A sostegno di questa tesi, semmai di un sostegno avesse bisogno, voglio qui riferire di una particolare ricerca scientifica che prova a spiegare questa mia posizione, seppur leggendola dal polo opposto.
Certo, in un mondo affrancato dal binomio scienza/verità, non sarebbe servita alcuna ricerca per comprendere che non è solo un modo di dire la millenaria associazione tra pazzia e innamoramento e che la condizione dell'innamorato si presenta davvero come assolutamente fuori dalla norma, dettata da agiti dove empatia e intuito (emisfero destro) hanno la meglio sulla ragione (emisfero sinistro) e la mente, anziché prediligere la direzione della logica, entra in uno stato transitorio teso tra due opposte direzioni il cui equilibrio instabile influenza al tempo stesso l'emozione e il pensiero.
Non scopriamo certo l'acqua calda se affermiamo che l'amore, quando esplode, trascina con sé tutto il nostro essere fin nelle fondamenta e, improvvisamente, ci troviamo catapultati in un mondo tutto sottosopra dove i pensieri, le azioni, il nostro modo di stare e muoverci ci appaiono diversi, come alterati da una lieve ubriachezza, una condizione molto vicina all'esperienza creativa in cui siamo più propensi a sviluppare le associazioni remote anziché quelle più prossime e comuni.
Questo sostengono, molto in sintesi, alcuni ricercatori dell'Università di Amsterdam (Jens Förster, Kai Epstude, e Amina Özelsel) dimostrando, con metodo scientifico (che -ahimè- tutti rassicura), ciò che l'uomo conosce da sempre: che l'amore induce -appunto- una trasformazione complessiva della persona stimolando il pensiero creativo.
Se così stanno le cose, se l'amore induce alla creatività (e l'esperienza, prima ancora che la scienza, ci dice che é proprio così), allora la creatività sarà, giocoforza, un potente viatico per l'amore, una delle condizioni prioritarie al suo restare in vita e (non mi stancherò mai di ripeterlo) a prescindere dalla continuità o meno dell'amore coniugale o di coppia.
Nutrire l'amore con dosi di creatività, dunque.
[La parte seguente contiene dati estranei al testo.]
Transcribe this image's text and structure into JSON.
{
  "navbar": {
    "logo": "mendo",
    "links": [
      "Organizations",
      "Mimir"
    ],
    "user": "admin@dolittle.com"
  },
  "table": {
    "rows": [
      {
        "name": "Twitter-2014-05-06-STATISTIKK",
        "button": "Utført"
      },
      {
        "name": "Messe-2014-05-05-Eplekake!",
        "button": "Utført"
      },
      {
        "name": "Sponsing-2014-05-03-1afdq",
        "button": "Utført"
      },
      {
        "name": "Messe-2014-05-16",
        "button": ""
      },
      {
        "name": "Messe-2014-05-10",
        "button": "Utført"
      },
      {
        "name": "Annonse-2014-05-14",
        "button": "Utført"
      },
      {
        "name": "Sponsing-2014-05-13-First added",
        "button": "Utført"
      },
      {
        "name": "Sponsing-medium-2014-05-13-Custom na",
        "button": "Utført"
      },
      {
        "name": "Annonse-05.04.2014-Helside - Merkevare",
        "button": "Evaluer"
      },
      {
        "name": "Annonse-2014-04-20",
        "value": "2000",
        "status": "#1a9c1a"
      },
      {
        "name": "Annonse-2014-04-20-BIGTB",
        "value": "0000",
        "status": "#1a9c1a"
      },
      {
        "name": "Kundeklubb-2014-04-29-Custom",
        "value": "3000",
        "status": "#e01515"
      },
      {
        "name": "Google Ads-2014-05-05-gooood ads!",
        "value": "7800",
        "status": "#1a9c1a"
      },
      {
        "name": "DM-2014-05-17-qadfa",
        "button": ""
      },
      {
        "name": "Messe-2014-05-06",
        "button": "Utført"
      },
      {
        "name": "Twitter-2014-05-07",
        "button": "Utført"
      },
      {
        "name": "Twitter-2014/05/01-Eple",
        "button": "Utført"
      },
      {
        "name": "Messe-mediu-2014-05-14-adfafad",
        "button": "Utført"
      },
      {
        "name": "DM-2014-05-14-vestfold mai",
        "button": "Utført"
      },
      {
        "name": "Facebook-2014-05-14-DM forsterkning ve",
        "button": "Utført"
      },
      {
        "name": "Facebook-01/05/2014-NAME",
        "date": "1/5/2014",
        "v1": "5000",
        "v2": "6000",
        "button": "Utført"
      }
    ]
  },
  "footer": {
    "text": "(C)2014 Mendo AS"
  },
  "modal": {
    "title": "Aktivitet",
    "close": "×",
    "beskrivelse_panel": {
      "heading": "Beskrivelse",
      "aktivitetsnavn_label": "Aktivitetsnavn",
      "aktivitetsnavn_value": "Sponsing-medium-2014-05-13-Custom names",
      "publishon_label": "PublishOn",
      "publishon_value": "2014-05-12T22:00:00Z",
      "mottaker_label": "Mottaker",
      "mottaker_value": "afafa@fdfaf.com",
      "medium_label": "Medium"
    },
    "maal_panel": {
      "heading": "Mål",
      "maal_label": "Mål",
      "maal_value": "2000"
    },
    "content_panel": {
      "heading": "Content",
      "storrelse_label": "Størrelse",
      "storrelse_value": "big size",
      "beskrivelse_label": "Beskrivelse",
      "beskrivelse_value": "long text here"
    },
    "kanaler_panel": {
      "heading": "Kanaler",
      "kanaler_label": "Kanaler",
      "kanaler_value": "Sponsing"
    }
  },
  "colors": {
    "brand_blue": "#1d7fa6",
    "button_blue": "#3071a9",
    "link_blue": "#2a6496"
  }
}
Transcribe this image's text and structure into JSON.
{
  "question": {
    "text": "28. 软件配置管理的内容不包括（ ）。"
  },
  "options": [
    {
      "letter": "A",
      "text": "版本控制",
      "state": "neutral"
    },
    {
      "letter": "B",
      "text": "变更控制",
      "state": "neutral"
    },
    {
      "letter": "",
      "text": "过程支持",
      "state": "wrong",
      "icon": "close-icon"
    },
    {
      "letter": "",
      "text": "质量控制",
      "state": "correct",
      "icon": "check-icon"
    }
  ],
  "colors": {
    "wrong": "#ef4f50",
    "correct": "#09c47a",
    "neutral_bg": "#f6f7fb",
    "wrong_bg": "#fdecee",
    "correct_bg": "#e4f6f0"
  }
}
Creare l'amore, inducendolo arti-ficialmente con dispositivi capaci di farci dissodare e seminare il terreno della reciproca e continua ri-conoscenza: quel darsi costruttivamente all'Altro che la creatività incalza stimolando alternative vie a ciò che é desueto, affinché si governi la naturale tendenza a ridurre noi stessi e l'Altro che "abitiamo" a qualcosa di scontato, impedendo così quel crescere insieme che é nutrimento d'ogni relazione e delle relazioni d'amore soprattutto, affinché gli amanti continuino a sperimentare, come al loro esordio, la gioiosa bellezza dell'alteritá che ci altera.
Ecco uno dei compiti primari di quella pedagogia dell'amore di coppia che in questo blog ho più volte riferito: aiutare i suoi singoli componenti a ritrovare quel sentiero creativo che, al nascere del loro amore, li aveva resi fecondi di possibilità vitali, supportarli affinché il loro amore possa essere ricreato per poi scoprire, insieme, se questo nuovo amore ha ancora la forza e l'energia per giocare nel campo della coniugalitá che fa di due io un noi o se, invece, esaurita la sua forza coniugante, si é trasformato in un amore diverso in cui, non sempre senza fatica, imparare a non cancellare l'Altro e a riconoscere, invece, la sua importante funzione nella storia di ciò che sono.